This is significant because, to quote Saussy (see the aforementioned post by me),
The reader of Madison's Notes on the Debates of the Convention would naturally infer that Sherman was prejudiced against paper money. But where is any material explaining why Sherman disliked paper money? None can be found. There's a black hole in history where Roger Sherman's monetary philosophy should be.
It's been estimated that there are more than 500 million copies in print of Karl Marx's Manifesto of the Communist Party and Das Kapital. How many billions of impressions of Marx's monetary philosophy have been etched into human consciousness nobody can calculate. He is celebrated as the founding father of the Communist movement and is regarded as one of the greatest thinkers of all time not only in the communist countries, but also in most American colleges and universities, where he is Required Reading in many sociology, history, economics, and philosophy courses. Karl Marx (1818-1883), of course, was a friend of paper money.

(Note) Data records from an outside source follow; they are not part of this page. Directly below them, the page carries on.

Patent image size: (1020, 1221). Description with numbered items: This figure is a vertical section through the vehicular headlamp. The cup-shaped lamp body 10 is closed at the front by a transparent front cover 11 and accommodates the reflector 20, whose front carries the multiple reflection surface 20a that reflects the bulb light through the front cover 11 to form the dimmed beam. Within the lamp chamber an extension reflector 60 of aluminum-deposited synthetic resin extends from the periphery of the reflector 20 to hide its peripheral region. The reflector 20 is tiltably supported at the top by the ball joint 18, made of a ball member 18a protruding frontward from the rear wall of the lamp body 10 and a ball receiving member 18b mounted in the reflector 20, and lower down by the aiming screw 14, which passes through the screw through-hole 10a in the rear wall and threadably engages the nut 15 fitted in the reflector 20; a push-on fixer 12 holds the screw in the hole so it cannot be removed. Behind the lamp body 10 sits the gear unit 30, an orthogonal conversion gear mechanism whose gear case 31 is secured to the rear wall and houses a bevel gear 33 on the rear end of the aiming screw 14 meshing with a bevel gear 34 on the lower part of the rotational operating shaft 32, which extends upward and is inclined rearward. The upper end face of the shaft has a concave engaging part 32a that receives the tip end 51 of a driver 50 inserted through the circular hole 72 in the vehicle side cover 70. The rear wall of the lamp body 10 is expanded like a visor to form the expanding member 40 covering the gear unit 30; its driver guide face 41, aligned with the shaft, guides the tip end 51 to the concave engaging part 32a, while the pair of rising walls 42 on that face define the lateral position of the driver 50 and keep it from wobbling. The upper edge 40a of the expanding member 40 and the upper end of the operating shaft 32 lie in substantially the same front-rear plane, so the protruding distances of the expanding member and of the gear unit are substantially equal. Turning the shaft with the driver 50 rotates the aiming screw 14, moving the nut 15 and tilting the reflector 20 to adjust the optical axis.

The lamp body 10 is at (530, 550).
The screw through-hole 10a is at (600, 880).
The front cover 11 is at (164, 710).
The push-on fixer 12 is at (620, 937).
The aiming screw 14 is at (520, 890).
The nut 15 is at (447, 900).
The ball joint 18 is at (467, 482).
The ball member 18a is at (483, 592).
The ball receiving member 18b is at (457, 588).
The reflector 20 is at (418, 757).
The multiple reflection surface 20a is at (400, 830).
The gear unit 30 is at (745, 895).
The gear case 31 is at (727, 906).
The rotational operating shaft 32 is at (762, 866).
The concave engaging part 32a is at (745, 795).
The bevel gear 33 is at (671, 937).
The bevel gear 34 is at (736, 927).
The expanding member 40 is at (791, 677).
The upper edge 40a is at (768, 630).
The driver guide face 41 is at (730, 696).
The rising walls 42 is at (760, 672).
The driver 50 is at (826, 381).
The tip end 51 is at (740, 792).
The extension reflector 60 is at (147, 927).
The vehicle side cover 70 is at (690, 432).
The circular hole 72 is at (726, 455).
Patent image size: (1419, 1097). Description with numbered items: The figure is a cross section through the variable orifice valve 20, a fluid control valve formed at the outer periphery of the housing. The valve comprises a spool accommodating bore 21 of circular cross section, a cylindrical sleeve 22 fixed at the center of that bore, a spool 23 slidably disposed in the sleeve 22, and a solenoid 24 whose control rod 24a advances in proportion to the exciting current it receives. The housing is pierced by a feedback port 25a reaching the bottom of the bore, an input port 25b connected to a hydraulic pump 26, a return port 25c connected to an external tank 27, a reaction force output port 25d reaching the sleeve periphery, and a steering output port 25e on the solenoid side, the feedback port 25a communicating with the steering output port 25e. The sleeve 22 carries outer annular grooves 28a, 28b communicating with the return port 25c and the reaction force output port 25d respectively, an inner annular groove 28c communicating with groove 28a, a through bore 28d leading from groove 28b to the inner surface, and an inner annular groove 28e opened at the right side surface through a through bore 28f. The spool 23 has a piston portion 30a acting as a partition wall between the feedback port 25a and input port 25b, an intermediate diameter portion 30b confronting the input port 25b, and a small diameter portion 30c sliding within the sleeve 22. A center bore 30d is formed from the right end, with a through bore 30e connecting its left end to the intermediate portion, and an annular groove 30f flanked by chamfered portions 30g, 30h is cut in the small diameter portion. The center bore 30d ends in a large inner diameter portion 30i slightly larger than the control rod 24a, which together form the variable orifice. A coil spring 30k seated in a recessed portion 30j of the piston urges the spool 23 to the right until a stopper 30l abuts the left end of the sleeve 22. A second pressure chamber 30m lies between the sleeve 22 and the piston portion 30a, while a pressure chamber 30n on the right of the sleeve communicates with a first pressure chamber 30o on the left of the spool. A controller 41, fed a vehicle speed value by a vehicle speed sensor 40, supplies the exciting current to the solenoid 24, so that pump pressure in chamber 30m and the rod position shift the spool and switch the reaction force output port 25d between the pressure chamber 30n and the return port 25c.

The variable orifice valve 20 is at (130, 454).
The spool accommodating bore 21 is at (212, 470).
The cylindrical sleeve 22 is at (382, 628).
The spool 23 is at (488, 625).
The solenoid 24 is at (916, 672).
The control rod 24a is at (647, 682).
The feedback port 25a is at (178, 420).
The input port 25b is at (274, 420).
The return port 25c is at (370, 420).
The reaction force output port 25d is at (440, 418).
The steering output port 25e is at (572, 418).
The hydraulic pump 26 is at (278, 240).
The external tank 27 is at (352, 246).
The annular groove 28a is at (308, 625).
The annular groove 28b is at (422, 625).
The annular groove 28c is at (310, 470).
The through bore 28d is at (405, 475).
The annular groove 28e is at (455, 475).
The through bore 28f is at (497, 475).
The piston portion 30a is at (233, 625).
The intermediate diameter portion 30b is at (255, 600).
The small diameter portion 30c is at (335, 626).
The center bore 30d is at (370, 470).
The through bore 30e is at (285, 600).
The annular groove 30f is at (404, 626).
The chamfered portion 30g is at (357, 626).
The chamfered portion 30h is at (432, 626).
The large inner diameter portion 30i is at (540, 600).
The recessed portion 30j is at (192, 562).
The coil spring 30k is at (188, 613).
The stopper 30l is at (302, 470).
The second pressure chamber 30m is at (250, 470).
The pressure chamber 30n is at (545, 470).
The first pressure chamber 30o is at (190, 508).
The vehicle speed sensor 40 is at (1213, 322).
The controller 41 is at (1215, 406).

He held that a central bank empowered to emit paper money and compel the people to use it was essential to government's control of individual property.
We don't have to estimate how many copies of Roger Sherman's only book there are in existence. There are considerably fewer than 500 million. In fact, there are only two. Only two copies of A Caveat Against Injustice left in the world. Think about it. Five hundred million that say paper money is good vs two that say paper money is evil.